By contrast the team wearing green and gold only ever seem to be doing one thing whenever I turn on my television (or when I was present at the home tests), and that is suffocating their opposition with their physicality and pinpoint field-kicking game before running riot when the process is complete.

Until this past weekend the detractors said they’d played no-one, but notwithstanding what I’ve just written about how poor the Wallabies are, we have to change that line. Even a poor Wallabies team in Brisbane is still a Wallabies team in Brisbane, and I’ve been at enough games featuring those teams at that venue to know what the victory must have meant to Heyneke Meyer and his men.

There is such a massive chasm between the Bok and Wallaby packs at the moment that it is hard to see how the Australians are going to beat the Boks again in a hurry.

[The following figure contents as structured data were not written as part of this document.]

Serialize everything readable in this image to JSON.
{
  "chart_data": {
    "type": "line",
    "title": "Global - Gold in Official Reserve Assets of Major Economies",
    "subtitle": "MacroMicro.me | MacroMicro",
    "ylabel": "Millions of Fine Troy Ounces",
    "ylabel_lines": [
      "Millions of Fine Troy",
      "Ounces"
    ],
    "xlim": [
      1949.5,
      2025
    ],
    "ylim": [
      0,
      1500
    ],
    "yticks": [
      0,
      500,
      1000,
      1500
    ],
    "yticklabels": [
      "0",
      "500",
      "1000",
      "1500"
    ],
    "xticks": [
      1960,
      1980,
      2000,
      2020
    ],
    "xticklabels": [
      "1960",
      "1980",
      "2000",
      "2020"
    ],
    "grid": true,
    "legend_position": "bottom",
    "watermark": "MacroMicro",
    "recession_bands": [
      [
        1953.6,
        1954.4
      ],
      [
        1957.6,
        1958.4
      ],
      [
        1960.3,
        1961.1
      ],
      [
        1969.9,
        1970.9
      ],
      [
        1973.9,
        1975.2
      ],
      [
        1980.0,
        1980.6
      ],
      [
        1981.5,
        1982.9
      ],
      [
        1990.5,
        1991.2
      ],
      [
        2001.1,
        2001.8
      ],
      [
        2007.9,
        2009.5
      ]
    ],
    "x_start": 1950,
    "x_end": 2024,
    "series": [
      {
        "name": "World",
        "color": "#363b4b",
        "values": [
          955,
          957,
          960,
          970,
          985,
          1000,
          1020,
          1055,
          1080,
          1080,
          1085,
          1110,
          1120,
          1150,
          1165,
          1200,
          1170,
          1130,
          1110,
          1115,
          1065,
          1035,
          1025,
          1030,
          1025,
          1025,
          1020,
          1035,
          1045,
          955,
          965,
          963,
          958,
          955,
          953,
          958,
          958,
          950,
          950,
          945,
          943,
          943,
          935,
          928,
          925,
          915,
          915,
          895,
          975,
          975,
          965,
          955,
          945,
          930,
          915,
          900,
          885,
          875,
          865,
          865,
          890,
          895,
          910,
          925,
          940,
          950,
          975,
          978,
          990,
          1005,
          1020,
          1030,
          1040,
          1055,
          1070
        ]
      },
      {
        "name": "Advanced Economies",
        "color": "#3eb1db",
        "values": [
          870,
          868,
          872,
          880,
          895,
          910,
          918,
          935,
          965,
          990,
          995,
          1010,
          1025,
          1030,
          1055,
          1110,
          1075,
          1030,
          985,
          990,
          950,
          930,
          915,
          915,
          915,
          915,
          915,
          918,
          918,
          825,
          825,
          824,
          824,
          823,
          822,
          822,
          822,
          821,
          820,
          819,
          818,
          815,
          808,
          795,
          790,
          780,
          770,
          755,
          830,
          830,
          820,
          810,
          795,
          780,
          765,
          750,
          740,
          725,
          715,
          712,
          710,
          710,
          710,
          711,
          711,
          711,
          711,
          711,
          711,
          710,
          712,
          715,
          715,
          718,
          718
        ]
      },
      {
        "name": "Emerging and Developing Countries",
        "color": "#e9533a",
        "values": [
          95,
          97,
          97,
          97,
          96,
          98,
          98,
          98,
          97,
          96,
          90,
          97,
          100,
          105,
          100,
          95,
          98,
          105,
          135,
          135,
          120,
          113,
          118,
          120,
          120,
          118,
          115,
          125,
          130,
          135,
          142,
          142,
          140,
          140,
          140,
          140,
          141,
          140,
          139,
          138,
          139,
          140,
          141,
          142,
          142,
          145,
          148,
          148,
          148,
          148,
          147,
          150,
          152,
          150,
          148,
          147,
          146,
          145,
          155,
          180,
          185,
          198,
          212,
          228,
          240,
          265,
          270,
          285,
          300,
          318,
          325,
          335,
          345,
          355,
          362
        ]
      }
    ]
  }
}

The South Africans, like the All Blacks, will have to be significantly off their game for it to happen, and it won’t happen if the Boks get their mental attitude consistently right.

It also won’t happen until the Wallabies' coach understands that what worked at Super Rugby level for him is not going to work at international level. Australians love touch rugby so much I sometimes wonder why they don’t set that up as a major sport rather than mess around with all this contact stuff that they seem to struggle with.

A game without contact and no kicking would be perfect for Australians, given that it seems they are so pre-occupied with running everything. But rugby union does include kicking, it does include a lot of crashing and bashing, and seeing that those are things that South Africans are good at, why would anyone want to negate those strengths by expecting the Boks to play any other way?

Why indeed. On Saturday the Boks showed that the Heyneke Meyer way, when perfected, is far from boring.